Because the Social Security Administration did not begin randomly-issuing SSNs until June 2011, most holders of randomly-issued SSNs are (as of this writing) younger than 14 years old. This is too young to join the U.S. military, every branch of which has a minimum age of 17 for enlistment. While there are a variety of reasons an older person might legitimately have a randomly-issued SSN, it stands to reason that the vast majority of randomly-issued SSN holders are not active-duty military members.

However, synthetic fraudsters often use randomly-issued SSNs for the identities they're inventing. And while adding an Active Duty Alert with the credit bureaus can make opening an account more difficult, the primary challenge synthetic fraudsters face is convincing lenders that their identity is real in the first place. If a lender sees the Active Duty Alert as a "sign of life" – an indication the applicant identity is a real person – adding an Active Duty Alert could potentially benefit synthetic fraudsters. 

And if lenders don't suspect synthetic fraud, the fraudster may be able to beat whatever additional verification steps the Active Duty Alert triggers – for example, by using forged documents made with PhotoShop and/or generative AI to beat a document verification challenge. 

Investigation: are synthetic fraudsters misusing Active Duty Alerts?

To determine whether this M.O. is in widespread use by synthetic fraudsters, SentiLink sampled 1M identities with randomly-issued SSNs and analyzed them to look for Active Duty Alerts.

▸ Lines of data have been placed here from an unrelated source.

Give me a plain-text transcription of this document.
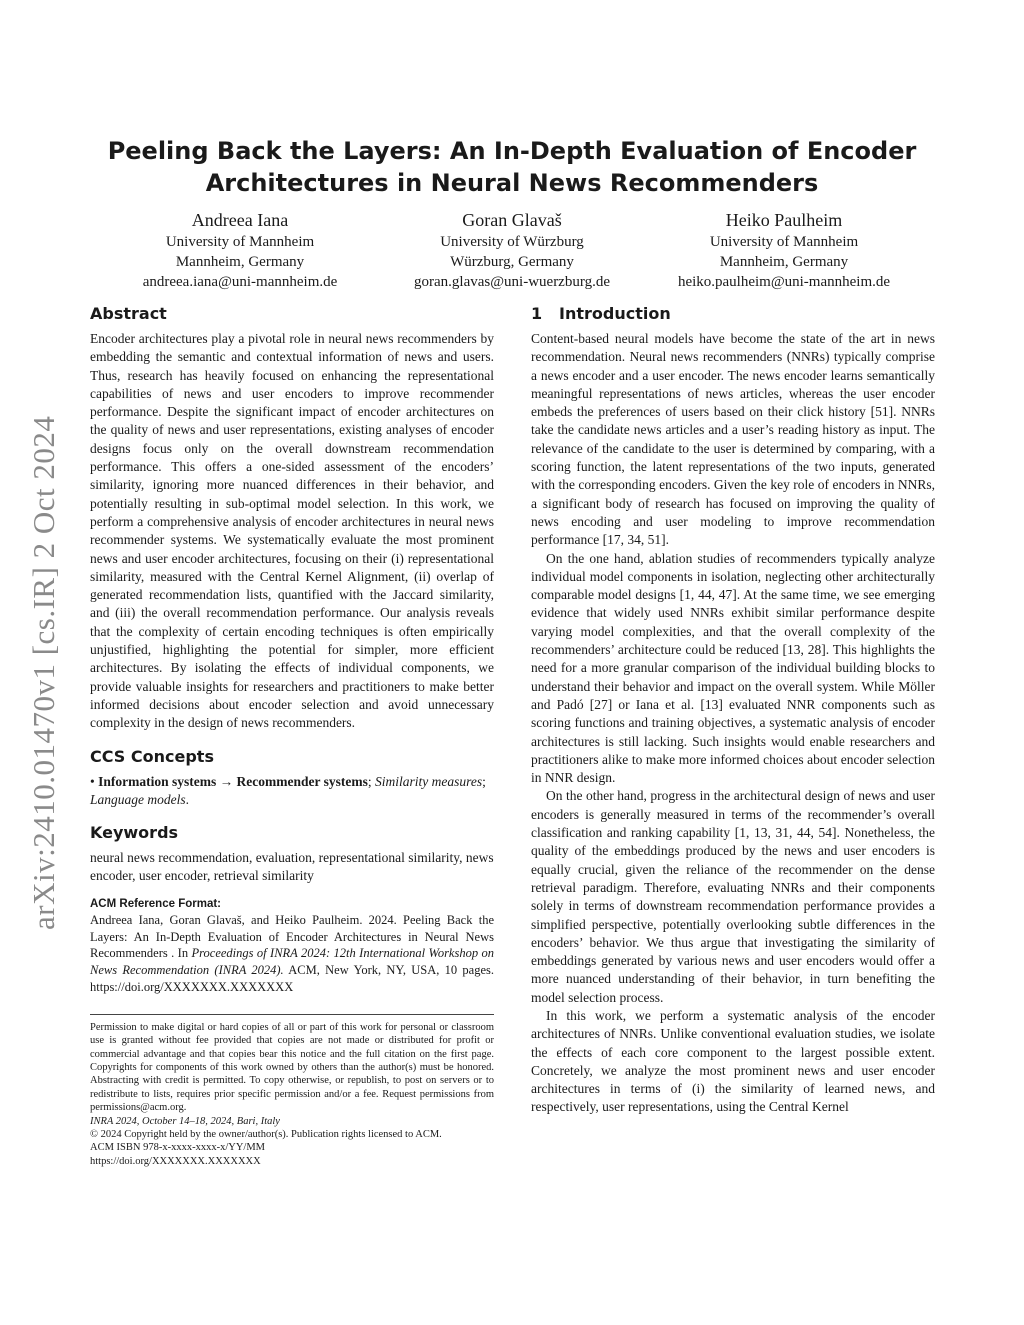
arXiv:2410.01470v1 [cs.IR] 2 Oct 2024
Peeling Back the Layers: An In-Depth Evaluation of Encoder
Architectures in Neural News Recommenders
Andreea Iana
University of Mannheim
Mannheim, Germany
andreea.iana@uni-mannheim.de
Goran Glavaš
University of Würzburg
Würzburg, Germany
goran.glavas@uni-wuerzburg.de
Heiko Paulheim
University of Mannheim
Mannheim, Germany
heiko.paulheim@uni-mannheim.de
Abstract

Encoder architectures play a pivotal role in neural news recommenders by embedding the semantic and contextual information of news and users. Thus, research has heavily focused on enhancing the representational capabilities of news and user encoders to improve recommender performance. Despite the significant impact of encoder architectures on the quality of news and user representations, existing analyses of encoder designs focus only on the overall downstream recommendation performance. This offers a one-sided assessment of the encoders’ similarity, ignoring more nuanced differences in their behavior, and potentially resulting in sub-optimal model selection. In this work, we perform a comprehensive analysis of encoder architectures in neural news recommender systems. We systematically evaluate the most prominent news and user encoder architectures, focusing on their (i) representational similarity, measured with the Central Kernel Alignment, (ii) overlap of generated recommendation lists, quantified with the Jaccard similarity, and (iii) the overall recommendation performance. Our analysis reveals that the complexity of certain encoding techniques is often empirically unjustified, highlighting the potential for simpler, more efficient architectures. By isolating the effects of individual components, we provide valuable insights for researchers and practitioners to make better informed decisions about encoder selection and avoid unnecessary complexity in the design of news recommenders.

CCS Concepts

• Information systems → Recommender systems; Similarity measures; Language models.

Keywords

neural news recommendation, evaluation, representational similarity, news encoder, user encoder, retrieval similarity

ACM Reference Format:

Andreea Iana, Goran Glavaš, and Heiko Paulheim. 2024. Peeling Back the Layers: An In-Depth Evaluation of Encoder Architectures in Neural News Recommenders . In Proceedings of INRA 2024: 12th International Workshop on News Recommendation (INRA 2024). ACM, New York, NY, USA, 10 pages. https://doi.org/XXXXXXX.XXXXXXX

Permission to make digital or hard copies of all or part of this work for personal or classroom use is granted without fee provided that copies are not made or distributed for profit or commercial advantage and that copies bear this notice and the full citation on the first page. Copyrights for components of this work owned by others than the author(s) must be honored. Abstracting with credit is permitted. To copy otherwise, or republish, to post on servers or to redistribute to lists, requires prior specific permission and/or a fee. Request permissions from permissions@acm.org.

INRA 2024, October 14–18, 2024, Bari, Italy

© 2024 Copyright held by the owner/author(s). Publication rights licensed to ACM.

ACM ISBN 978-x-xxxx-xxxx-x/YY/MM

https://doi.org/XXXXXXX.XXXXXXX

1 Introduction

Content-based neural models have become the state of the art in news recommendation. Neural news recommenders (NNRs) typically comprise a news encoder and a user encoder. The news encoder learns semantically meaningful representations of news articles, whereas the user encoder embeds the preferences of users based on their click history [51]. NNRs take the candidate news articles and a user’s reading history as input. The relevance of the candidate to the user is determined by comparing, with a scoring function, the latent representations of the two inputs, generated with the corresponding encoders. Given the key role of encoders in NNRs, a significant body of research has focused on improving the quality of news encoding and user modeling to improve recommendation performance [17, 34, 51].

On the one hand, ablation studies of recommenders typically analyze individual model components in isolation, neglecting other architecturally comparable model designs [1, 44, 47]. At the same time, we see emerging evidence that widely used NNRs exhibit similar performance despite varying model complexities, and that the overall complexity of the recommenders’ architecture could be reduced [13, 28]. This highlights the need for a more granular comparison of the individual building blocks to understand their behavior and impact on the overall system. While Möller and Padó [27] or Iana et al. [13] evaluated NNR components such as scoring functions and training objectives, a systematic analysis of encoder architectures is still lacking. Such insights would enable researchers and practitioners alike to make more informed choices about encoder selection in NNR design.

On the other hand, progress in the architectural design of news and user encoders is generally measured in terms of the recommender’s overall classification and ranking capability [1, 13, 31, 44, 54]. Nonetheless, the quality of the embeddings produced by the news and user encoders is equally crucial, given the reliance of the recommender on the dense retrieval paradigm. Therefore, evaluating NNRs and their components solely in terms of downstream recommendation performance provides a simplified perspective, potentially overlooking subtle differences in the encoders’ behavior. We thus argue that investigating the similarity of embeddings generated by various news and user encoders would offer a more nuanced understanding of their behavior, in turn benefiting the model selection process.

In this work, we perform a systematic analysis of the encoder architectures of NNRs. Unlike conventional evaluation studies, we isolate the effects of each core component to the largest possible extent. Concretely, we analyze the most prominent news and user encoder architectures in terms of (i) the similarity of learned news, and respectively, user representations, using the Central Kernel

The good news is that based on our research, very few identities with randomly-issued SSNs also have Active Duty Alerts. In total, out of the million identities we sampled, we found just 13 that had Active Duty Alerts. Of these, just five appeared to be instances of synthetic fraud. It appears, therefore, that synthetic fraudsters are not misusing Active Duty Alerts to create a fake "sign of life" for their fake identities.

However, this research and previous research we've conducted into Active Duty Alerts uncovered many identities with Active Duty Alerts that did not seem to have any indications of military service. In many cases, we saw the Active Duty Alerts were added at the same time as other credit alerts such as security freezes or right after freezes ended. This might indicate that some consumers are misunderstanding the purpose of Active Duty Alerts, or attempting to use them for additional identity protection even though they're not in the military. 

Conclusion

While we don't think that fraudsters are leveraging Active Duty Alerts to create fake signs of life for synthetic identities, our research also suggests that an Active Duty Alert should not be viewed as an ironclad indicator that the applicant identity is genuinely on active duty, or has any sort of connection to the military.